Où palper, quoi demander, et les cinq situations où les règles d'Ottawa ne s'appliquent pas. Plus les lésions qui se présentent comme une entorse simple.

LL'équipe Ostest·Mis à jour le 15 juin 2026·8 min de lecture
Clinique

L'entorse latérale de cheville est l'une des lésions les plus fréquentes en traumatologie, et l'une des plus banalisées. Elle est pourtant à l'origine d'un taux élevé de séquelles : douleurs persistantes, sensation d'instabilité, récidives. Deux erreurs dominent en pratique : passer à côté d'une fracture, et traiter comme une entorse simple une lésion qui n'en est pas une.

Les règles d'Ottawa : les critères, mot pour mot

Ces règles de décision ont été développées pour limiter le recours inutile aux radiographies, et elles sont parmi les mieux validées de la médecine d'urgence musculo-squelettique. Leur conception est éclairante : elles ont été construites pour être très sensibles, quitte à être peu spécifiques. Autrement dit, elles servent à écarter une fracture, pas à en affirmer une.

Une radiographie de la cheville est indiquée en cas de douleur dans la région malléolaire associée à au moins un des éléments suivants : une douleur à la palpation du bord postérieur ou de la pointe de la malléole latérale sur les six derniers centimètres, une douleur à la palpation du bord postérieur ou de la pointe de la malléole médiale sur les six derniers centimètres, ou une impossibilité de faire quatre pas en appui, immédiatement après le traumatisme et au moment de l'examen.
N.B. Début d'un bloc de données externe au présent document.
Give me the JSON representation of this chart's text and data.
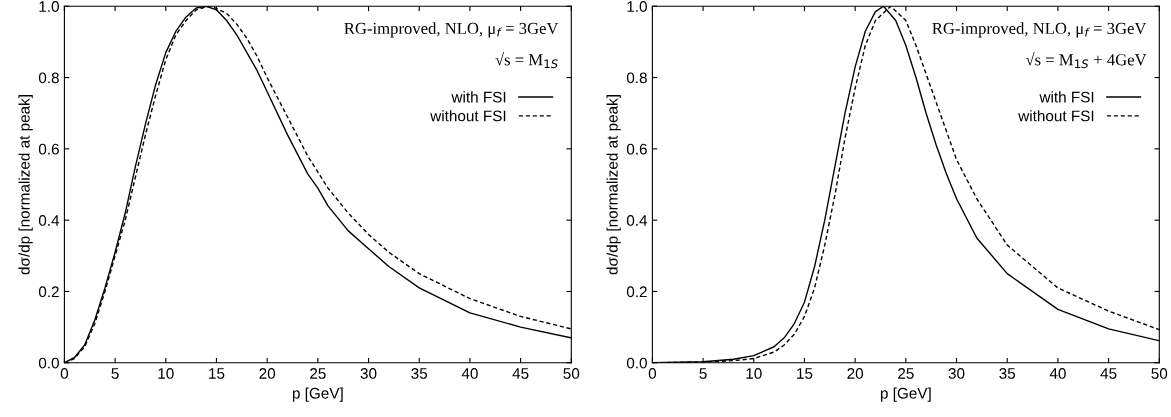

Une radiographie du pied est indiquée en cas de douleur dans la région médio-tarsienne associée à une douleur à la palpation de la base du cinquième métatarsien, à une douleur à la palpation de l'os naviculaire, ou à la même impossibilité d'appui sur quatre pas.

Les règles d'Ottawa sont conçues pour ne rater presque aucune fracture. Elles ne sont pas conçues pour prédire qu'il y en a une : une règle positive signifie « imagerie nécessaire », pas « fracture probable ».

Trois erreurs d'application des règles d'Ottawa

Cette performance suppose une application rigoureuse. Trois écarts reviennent.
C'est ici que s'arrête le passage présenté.